Alexandre LeBrun, PDG d'AMI Labs : Pourquoi évitons-nous les termes AGI et superintelligence ?

Alors que la plupart des acteurs de l'industrie de l'IA se précipitent pour qualifier leurs développements d'« AGI » (intelligence artificielle générale) ou de « superintelligence », Alexandre LeBrun, PDG de la startup AMI Labs, préfère abandonner complètement ces termes pompeux. Dans une interview accordée à TechCrunch, le dirigeant de cette entreprise fondée par Yann LeCun a souligné que ces concepts manquent de définitions scientifiques précises et n'ont aucune valeur pratique. C'est ce que rapporte Techcrunch.com rapporte .
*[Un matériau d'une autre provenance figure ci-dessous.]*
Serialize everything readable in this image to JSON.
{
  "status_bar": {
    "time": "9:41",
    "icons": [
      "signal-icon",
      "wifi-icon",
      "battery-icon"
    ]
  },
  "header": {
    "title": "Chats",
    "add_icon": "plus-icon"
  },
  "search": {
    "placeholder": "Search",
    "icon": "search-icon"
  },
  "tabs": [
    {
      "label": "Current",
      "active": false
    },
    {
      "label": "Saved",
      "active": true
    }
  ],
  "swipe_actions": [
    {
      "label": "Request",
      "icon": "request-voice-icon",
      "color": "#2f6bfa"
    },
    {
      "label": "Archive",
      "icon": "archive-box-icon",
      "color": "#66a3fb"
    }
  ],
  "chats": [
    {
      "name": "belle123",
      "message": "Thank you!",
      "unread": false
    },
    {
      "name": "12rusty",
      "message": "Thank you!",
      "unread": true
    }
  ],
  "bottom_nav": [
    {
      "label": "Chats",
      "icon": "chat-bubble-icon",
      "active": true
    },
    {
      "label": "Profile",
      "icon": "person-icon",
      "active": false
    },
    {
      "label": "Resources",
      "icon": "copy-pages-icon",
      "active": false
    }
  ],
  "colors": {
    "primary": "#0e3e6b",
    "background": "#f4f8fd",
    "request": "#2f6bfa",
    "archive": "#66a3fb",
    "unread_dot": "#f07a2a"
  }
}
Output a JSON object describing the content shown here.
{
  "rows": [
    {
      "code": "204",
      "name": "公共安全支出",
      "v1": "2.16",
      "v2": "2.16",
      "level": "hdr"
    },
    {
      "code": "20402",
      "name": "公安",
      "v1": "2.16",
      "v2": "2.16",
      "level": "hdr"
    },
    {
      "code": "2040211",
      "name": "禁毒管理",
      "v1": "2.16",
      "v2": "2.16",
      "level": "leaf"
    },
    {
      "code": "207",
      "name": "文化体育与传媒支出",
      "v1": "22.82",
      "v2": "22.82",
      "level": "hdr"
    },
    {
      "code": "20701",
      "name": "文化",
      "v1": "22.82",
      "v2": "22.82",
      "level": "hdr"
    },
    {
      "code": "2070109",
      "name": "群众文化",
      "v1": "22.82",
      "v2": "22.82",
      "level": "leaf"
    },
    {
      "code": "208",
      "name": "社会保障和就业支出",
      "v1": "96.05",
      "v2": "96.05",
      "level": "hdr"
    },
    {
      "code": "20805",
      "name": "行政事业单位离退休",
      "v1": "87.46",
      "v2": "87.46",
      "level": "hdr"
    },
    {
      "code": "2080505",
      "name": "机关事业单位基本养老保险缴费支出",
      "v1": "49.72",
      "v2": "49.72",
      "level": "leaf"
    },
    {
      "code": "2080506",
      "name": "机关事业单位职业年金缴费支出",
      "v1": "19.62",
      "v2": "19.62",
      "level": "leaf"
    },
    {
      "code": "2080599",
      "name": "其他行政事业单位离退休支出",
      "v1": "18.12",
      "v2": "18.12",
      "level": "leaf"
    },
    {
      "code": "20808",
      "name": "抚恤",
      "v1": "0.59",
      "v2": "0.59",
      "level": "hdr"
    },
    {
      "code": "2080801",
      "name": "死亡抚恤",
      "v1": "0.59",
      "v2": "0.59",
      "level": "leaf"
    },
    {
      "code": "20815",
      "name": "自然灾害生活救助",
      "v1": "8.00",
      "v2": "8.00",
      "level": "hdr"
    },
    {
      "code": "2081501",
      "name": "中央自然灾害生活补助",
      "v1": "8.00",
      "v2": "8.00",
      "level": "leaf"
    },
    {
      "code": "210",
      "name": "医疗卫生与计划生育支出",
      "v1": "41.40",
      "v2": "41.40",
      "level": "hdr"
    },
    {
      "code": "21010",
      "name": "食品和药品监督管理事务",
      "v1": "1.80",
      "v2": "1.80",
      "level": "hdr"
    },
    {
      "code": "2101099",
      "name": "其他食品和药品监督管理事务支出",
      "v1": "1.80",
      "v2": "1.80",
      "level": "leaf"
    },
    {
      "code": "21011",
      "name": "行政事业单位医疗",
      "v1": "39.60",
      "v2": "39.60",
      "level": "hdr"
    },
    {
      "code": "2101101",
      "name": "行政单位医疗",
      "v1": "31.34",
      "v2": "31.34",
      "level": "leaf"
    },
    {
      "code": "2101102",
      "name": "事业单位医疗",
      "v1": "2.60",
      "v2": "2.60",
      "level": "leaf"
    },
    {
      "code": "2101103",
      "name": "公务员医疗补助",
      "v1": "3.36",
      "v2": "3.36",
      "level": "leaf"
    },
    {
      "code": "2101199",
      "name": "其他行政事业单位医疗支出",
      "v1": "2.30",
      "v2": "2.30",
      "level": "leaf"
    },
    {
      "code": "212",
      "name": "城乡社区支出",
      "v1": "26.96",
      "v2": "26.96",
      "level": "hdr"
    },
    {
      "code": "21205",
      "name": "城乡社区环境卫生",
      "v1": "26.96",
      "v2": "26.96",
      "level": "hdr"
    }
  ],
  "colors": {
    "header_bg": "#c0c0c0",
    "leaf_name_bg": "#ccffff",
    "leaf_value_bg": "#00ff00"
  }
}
Selon LeBrun, les acteurs du secteur sont constamment occupés à inventer de nouveaux termes marketing. « Nous n'avons jamais utilisé le mot AGI. Maintenant, tout le monde commence à parler de superintelligence, et la prochaine fois, ils inventeront un autre nom. Qu'est-ce que la superintelligence ? Je ne sais pas, ce n'est pas un mot très utile », déclare-t-il. Cette approche contraste fortement avec la stratégie d'autres géants au cœur de la course à l'IA.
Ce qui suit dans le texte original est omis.